Both file invalid crc error and length error,i think these files are broken,i will replace these files and try again,thank you so much!!!

I have the same issue . But I am using the mapped bam file.

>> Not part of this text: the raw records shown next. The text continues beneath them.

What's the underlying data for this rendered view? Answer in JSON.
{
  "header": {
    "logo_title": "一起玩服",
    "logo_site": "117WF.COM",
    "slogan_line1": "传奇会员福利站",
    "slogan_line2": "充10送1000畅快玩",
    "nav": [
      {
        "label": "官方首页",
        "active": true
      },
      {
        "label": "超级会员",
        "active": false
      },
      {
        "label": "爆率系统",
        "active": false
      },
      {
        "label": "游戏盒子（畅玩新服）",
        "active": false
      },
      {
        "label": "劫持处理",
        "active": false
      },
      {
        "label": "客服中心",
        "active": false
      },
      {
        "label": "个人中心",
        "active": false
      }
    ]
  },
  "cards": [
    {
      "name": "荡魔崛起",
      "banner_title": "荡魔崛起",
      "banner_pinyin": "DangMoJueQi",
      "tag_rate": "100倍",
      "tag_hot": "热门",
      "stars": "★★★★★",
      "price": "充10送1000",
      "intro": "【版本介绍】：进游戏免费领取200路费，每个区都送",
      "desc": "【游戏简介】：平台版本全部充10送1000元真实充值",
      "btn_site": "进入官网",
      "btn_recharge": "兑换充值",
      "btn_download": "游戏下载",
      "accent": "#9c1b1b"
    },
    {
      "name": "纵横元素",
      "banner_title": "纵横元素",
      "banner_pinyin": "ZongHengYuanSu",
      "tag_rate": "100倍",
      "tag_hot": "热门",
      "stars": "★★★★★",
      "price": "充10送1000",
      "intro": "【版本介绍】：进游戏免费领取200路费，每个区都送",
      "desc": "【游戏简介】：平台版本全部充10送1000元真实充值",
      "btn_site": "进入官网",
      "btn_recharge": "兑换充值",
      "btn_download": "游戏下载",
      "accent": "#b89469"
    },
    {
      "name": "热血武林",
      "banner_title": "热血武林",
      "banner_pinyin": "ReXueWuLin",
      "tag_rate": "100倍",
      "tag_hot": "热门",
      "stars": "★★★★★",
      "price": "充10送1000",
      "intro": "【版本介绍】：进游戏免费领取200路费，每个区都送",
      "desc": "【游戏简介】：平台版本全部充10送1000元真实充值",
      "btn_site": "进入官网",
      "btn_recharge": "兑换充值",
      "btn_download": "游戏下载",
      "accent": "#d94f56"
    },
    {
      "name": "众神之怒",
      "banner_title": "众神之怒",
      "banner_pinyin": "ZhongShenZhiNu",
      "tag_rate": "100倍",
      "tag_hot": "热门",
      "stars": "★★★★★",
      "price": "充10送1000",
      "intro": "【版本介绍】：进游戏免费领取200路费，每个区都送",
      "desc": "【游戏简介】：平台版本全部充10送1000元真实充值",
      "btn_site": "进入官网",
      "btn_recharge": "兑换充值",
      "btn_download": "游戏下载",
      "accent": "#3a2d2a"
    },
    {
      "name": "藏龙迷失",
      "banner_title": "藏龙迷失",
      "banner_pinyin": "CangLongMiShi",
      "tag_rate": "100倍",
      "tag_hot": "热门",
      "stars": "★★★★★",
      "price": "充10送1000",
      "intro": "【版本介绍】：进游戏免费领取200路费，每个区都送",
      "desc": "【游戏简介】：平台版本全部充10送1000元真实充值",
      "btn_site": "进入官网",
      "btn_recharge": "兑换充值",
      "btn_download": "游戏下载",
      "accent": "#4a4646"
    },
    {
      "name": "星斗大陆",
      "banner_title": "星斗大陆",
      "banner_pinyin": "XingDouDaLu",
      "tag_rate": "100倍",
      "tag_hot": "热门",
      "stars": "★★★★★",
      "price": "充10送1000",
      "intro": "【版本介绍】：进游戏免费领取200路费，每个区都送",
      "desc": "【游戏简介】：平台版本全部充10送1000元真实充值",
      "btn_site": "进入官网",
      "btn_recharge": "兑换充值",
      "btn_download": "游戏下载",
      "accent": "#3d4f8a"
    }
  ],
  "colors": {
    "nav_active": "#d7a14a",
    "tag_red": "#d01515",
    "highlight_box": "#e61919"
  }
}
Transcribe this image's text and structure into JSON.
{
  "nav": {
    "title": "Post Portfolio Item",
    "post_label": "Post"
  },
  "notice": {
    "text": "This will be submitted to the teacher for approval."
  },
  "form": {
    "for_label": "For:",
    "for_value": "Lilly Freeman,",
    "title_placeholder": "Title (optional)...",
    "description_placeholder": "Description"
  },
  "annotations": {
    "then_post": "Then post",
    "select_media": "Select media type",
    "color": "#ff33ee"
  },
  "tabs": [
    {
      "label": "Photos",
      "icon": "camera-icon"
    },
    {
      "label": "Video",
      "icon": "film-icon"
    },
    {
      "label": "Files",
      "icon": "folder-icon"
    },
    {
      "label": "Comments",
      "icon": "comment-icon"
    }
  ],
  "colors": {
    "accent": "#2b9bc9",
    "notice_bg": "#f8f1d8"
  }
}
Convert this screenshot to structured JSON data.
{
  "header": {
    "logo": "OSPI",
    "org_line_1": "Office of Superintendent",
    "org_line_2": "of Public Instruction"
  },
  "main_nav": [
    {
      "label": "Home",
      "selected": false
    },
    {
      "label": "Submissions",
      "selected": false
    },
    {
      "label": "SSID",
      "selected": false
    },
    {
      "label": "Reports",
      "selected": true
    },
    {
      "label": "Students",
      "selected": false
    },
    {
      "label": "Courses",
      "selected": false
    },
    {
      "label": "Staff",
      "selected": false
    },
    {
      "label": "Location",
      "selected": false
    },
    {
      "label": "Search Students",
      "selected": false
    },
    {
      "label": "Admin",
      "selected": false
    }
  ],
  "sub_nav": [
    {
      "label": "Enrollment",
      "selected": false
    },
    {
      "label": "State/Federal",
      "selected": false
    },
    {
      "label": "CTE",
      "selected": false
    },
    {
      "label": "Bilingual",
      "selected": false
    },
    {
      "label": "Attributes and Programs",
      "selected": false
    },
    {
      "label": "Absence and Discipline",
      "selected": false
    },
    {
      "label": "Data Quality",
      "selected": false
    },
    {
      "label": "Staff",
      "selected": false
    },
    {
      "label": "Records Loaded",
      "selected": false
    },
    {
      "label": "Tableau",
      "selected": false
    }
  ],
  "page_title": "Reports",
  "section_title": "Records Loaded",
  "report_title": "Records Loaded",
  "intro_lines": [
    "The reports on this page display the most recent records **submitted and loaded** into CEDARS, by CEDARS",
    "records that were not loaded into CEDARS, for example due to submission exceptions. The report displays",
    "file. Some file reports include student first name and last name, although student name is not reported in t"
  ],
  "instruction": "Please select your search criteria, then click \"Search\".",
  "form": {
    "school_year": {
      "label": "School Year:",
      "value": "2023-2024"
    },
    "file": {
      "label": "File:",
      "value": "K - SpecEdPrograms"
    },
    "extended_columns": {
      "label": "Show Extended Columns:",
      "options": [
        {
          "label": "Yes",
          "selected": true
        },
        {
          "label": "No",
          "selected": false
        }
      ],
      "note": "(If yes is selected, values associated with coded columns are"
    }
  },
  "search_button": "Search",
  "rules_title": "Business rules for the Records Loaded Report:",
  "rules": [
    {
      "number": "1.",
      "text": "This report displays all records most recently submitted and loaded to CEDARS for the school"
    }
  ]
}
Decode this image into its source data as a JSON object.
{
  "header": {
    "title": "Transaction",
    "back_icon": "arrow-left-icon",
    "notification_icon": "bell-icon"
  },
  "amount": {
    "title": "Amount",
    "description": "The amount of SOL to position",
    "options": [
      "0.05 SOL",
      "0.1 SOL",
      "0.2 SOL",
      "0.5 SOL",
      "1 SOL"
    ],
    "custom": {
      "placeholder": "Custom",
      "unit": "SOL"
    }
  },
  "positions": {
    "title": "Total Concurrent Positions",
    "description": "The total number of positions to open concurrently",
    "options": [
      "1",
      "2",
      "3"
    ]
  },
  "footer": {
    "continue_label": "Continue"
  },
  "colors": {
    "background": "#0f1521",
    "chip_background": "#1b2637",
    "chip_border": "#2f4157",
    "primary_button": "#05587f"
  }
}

./run-trust4 -b $data/G4-2135_sorted.bam -f $ref/GRCm38_bcrtcr.fa --ref $ref/mouse_IMGT+C.fa -t 10

The error looks like this :

Two reads from the unaligned fragment are not showing up together. Please use -u(--abnormalUnmapFlag from wrapper) option.
system /data/zxu/software/TRUST4/bam-extractor -b /archive/zxu/data/my_datasets/inhouse/Project_s1885r10t006_18Samples_20240520/Alignment/BAM/G4-2135_sorted.bam -t 10 -f /data/zxu/software/TRUST4/mouse/GRCm38_bcrtcr.fa -o output/G4-2135_sorted_toassemble  failed: 139 at ./run-trust4 line 55.

Does anyone have any clue ?

@xanthexu . Your file is all right. You can just add the "-u" option when running TRUST4. This happens when some tools generated the sorted BAM file, the unmapped read pairs may not be next to each other. "-u" makes the program slower, but it has less assumptions on the sort order in the BAM file.

Thanks @mourisl . Yesterday I tried it by myself, and later found that removing unmapped reads from the BAM file can also solve this problem. This follows the same idea as the "-u" option you mentioned.

Many of the reads from the VDJ region are unmapped due to the recombination. I would recommend keeping them in the analysis.